Richard Hope

Personal information
- Full name: Richard Paul Hope
- Date of birth: 22 June 1978 (age 47)
- Place of birth: Stockton-on-Tees, England
- Height: 6 ft 2 in (1.88 m)
- Position: Defender

Youth career
- 1991–1995: Blackburn Rovers

Senior career*
- Years: Team / Apps / (Gls)
- 1995–1997: Blackburn Rovers / 0 / (0)
- 1997: → Darlington (loan) / 5 / (0)
- 1997–1998: Darlington / 57 / (1)
- 1998: → Northampton Town (loan) / 1 / (0)
- 1998–2003: Northampton Town / 134 / (7)
- 2003–2004: York City / 36 / (2)
- 2004–2005: Chester City / 28 / (2)
- 2005–2007: Shrewsbury Town / 75 / (2)
- 2007–2008: Wrexham / 33 / (0)
- 2008–2009: Grimsby Town / 6 / (0)
- Total:  / 374 / (14)

= Richard Hope (footballer) =

English footballer

Richard Paul Hope (born 22 June 1978) is an English former footballer who played as a defender. He played for Darlington, Northampton Town, York City, Chester City, Shrewsbury Town, Wrexham and Grimsby Town, making over 350 appearances in the Football League.

==Career==

===Blackburn Rovers===
Born in Stockton-on-Tees, Hope began his career as a trainee at Blackburn Rovers but made no appearances for the club. He joined Darlington on one-month loan in January, which brought him his first league experience, and played five games in the Third Division.

===Darlington===
He joined the club on a free transfer in the following month. He was a regular for Darlington for the following season-and-a-half, making over 60 league and cup appearances, but fell out of favour in the first half of the 1998–99 season and joined Northampton Town on loan in December 1998, which was quickly converted to a permanent signing a week later.

===Northampton Town===
Hope made over 150 appearances in four and a half seasons at Northampton, helping the club to automatic promotion to the Second Division in 2000. Following the club's relegation to the Third Division at the end of the 2002–03 season, Hope was released by Northampton in August 2003.

===York City===
Hope joined York City on a one-month contract in August 2003. He then signed a three-month contract in the following month. He stayed at York for the rest of the season but after the club was relegated to the Conference National at the end of the 2003–04 season he left the club.

===Chester City===
He then signed for Conference champions Chester City on a two-year contract. Hope made 28 appearances in League Two for Chester in the 2004–05 season, helping the club to avoid relegation. He also scored in Chester's memorable Football League Trophy win over Sheffield Wednesday.

===Shrewsbury Town===
Shrewsbury Town signed Hope on free transfer in August 2005 after being allowed to leave Chester as he did not feature in manager Keith Curle's plans for the 2005–06 season.

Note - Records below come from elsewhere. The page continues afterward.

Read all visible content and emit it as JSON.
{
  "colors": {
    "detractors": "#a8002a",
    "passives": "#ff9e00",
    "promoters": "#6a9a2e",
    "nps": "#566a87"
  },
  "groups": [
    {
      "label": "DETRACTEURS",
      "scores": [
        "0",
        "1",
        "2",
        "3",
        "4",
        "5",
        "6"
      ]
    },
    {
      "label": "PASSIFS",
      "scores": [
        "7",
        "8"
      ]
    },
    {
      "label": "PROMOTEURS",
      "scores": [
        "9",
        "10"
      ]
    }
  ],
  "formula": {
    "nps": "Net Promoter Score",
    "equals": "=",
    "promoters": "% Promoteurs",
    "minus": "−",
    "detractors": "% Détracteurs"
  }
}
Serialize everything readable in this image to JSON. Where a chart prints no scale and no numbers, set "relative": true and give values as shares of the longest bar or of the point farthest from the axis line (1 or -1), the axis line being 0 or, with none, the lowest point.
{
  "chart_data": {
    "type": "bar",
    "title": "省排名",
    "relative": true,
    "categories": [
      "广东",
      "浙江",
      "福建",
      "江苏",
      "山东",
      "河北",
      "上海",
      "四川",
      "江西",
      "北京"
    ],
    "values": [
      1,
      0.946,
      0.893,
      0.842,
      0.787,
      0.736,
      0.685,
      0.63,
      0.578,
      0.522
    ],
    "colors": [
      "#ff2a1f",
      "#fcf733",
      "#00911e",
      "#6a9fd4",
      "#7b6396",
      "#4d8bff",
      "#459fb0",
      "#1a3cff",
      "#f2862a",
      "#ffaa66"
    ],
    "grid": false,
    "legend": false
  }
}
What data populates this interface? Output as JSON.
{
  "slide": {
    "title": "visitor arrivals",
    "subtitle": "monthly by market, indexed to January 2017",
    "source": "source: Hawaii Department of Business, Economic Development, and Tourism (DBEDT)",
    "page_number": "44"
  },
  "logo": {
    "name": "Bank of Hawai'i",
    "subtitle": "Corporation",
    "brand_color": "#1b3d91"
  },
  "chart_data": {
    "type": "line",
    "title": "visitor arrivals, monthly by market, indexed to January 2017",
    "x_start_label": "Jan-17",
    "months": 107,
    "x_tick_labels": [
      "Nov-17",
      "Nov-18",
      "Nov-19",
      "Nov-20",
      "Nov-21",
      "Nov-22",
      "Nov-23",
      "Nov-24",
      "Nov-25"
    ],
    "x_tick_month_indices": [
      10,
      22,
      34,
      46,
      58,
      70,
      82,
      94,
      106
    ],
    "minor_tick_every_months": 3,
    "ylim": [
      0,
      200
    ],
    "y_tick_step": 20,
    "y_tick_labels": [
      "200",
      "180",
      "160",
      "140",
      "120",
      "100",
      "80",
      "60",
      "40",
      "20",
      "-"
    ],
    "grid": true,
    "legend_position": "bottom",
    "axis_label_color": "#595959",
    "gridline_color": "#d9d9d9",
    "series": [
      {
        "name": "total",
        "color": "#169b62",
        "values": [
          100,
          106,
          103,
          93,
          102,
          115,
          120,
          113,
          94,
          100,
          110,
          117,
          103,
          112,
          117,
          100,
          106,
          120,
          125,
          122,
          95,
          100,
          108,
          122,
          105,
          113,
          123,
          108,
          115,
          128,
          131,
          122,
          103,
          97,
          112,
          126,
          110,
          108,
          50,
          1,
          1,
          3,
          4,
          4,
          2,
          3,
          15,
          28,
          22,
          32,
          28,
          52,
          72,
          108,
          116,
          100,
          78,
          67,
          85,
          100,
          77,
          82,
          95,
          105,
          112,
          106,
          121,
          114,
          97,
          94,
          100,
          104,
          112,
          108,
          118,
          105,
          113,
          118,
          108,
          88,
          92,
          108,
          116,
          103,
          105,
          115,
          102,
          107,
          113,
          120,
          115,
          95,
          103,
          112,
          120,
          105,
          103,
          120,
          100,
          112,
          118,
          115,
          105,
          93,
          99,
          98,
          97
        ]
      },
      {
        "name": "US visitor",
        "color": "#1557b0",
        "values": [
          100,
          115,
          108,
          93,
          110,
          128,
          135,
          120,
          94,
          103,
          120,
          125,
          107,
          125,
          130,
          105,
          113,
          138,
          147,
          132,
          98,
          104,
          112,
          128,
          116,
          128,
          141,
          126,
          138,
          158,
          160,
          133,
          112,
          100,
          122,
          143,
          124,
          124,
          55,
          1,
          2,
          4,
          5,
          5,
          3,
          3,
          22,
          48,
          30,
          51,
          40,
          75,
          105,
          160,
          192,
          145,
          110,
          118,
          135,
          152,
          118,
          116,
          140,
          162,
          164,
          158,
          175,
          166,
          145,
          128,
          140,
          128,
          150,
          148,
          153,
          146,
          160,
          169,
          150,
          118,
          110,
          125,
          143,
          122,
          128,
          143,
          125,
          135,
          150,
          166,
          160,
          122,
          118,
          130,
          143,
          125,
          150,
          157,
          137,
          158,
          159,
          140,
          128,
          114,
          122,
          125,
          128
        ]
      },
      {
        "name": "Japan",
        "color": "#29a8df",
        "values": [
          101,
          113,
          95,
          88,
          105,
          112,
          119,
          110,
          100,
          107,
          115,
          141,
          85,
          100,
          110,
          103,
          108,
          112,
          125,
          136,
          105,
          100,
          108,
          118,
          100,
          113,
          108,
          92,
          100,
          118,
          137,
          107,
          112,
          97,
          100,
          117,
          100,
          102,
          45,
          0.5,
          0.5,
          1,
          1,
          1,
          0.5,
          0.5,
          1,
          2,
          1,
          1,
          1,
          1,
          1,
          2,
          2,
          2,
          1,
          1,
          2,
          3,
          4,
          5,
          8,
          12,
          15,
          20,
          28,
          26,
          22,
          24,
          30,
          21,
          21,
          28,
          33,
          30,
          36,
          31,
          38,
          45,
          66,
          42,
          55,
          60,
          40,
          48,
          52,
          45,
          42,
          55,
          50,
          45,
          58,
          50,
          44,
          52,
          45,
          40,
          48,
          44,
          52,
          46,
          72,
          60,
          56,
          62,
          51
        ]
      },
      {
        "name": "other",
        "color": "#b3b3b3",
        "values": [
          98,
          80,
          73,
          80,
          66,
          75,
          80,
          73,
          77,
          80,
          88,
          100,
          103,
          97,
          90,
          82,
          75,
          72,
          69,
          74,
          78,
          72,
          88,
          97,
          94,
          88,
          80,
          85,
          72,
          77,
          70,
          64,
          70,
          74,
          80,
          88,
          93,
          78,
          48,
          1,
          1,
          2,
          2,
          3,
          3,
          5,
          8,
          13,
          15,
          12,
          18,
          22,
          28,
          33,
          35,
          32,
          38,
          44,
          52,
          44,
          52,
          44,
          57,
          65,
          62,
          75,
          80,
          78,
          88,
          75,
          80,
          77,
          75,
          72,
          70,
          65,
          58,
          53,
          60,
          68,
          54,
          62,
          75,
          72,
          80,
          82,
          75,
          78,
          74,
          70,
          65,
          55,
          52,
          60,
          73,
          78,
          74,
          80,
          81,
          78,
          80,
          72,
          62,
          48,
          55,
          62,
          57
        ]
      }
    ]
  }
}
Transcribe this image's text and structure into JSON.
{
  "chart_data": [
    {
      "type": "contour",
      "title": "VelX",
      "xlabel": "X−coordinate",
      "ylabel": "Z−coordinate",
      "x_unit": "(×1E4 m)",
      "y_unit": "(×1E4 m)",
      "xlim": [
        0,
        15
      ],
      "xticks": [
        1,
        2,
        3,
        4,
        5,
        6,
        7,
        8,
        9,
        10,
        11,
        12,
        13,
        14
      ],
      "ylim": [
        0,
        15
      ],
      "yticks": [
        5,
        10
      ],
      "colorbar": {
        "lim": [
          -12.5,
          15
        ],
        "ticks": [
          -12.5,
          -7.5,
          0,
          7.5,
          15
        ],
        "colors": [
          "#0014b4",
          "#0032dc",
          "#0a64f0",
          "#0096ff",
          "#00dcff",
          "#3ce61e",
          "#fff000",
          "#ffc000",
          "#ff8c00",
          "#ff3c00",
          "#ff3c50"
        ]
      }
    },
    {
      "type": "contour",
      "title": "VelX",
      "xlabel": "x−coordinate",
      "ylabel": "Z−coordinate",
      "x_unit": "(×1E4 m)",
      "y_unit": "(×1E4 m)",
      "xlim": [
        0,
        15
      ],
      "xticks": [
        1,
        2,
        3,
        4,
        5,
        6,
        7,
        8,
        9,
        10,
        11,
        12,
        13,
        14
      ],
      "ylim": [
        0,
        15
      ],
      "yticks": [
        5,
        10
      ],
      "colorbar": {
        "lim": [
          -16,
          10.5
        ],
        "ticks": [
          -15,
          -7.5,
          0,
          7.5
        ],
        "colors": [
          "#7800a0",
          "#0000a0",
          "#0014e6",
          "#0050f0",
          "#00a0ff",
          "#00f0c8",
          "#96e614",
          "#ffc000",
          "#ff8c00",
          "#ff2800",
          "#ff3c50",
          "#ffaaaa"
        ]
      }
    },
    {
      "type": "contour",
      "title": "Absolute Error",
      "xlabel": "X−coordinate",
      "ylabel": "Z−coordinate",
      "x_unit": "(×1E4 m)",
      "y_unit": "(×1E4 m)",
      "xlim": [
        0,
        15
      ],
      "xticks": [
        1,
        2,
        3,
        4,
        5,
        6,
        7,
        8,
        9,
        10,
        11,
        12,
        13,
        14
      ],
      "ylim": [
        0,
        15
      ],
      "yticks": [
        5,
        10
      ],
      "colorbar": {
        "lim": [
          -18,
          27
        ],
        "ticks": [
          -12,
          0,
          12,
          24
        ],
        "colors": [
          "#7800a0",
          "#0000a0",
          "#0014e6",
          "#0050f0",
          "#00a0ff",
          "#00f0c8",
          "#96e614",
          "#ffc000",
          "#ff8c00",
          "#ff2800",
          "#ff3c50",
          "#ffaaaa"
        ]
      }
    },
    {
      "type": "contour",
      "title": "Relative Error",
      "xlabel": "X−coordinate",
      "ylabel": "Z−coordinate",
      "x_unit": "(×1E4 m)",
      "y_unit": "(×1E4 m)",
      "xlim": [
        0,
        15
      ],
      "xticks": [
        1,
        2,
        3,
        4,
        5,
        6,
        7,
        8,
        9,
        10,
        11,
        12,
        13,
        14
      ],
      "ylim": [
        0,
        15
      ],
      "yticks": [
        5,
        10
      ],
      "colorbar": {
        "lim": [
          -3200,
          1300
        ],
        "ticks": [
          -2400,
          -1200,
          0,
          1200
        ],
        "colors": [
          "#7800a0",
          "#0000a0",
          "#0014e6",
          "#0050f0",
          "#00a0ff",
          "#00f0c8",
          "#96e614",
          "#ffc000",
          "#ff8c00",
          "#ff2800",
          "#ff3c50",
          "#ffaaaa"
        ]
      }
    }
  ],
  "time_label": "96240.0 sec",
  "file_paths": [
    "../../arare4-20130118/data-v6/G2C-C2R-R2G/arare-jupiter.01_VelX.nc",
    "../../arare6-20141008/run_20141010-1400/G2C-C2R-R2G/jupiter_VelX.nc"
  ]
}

He became a regular for Shrewsbury and was made club captain. He made over 75 appearances in two seasons, helping the club to the League Two play-off final in May 2007. Following defeat in the play-off final, Hope was released by Shrewsbury.

===Wrexham===
His next port of call was to sign for Wrexham in June 2007. He made 35 league and cup appearances for Wrexham in the 2007–08 season but was transfer listed in May 2008 following the club's relegation to the Conference.

===Grimsby Town===
He returned to League Two with a move to Grimsby Town after being handed a two-year contract by Alan Buckley in June. However, after struggling to hold down a first team place, his contract at Grimsby was cancelled by mutual consent on 7 February 2009, departing Blundell Park after only featuring seven times during the 2008–09 season.

==Personal life==
After Hope retired from football, he retrained to work on oil rigs in the North Sea. Hope's father, John, played League football as a goalkeeper, and his older brother Chris played as a defender.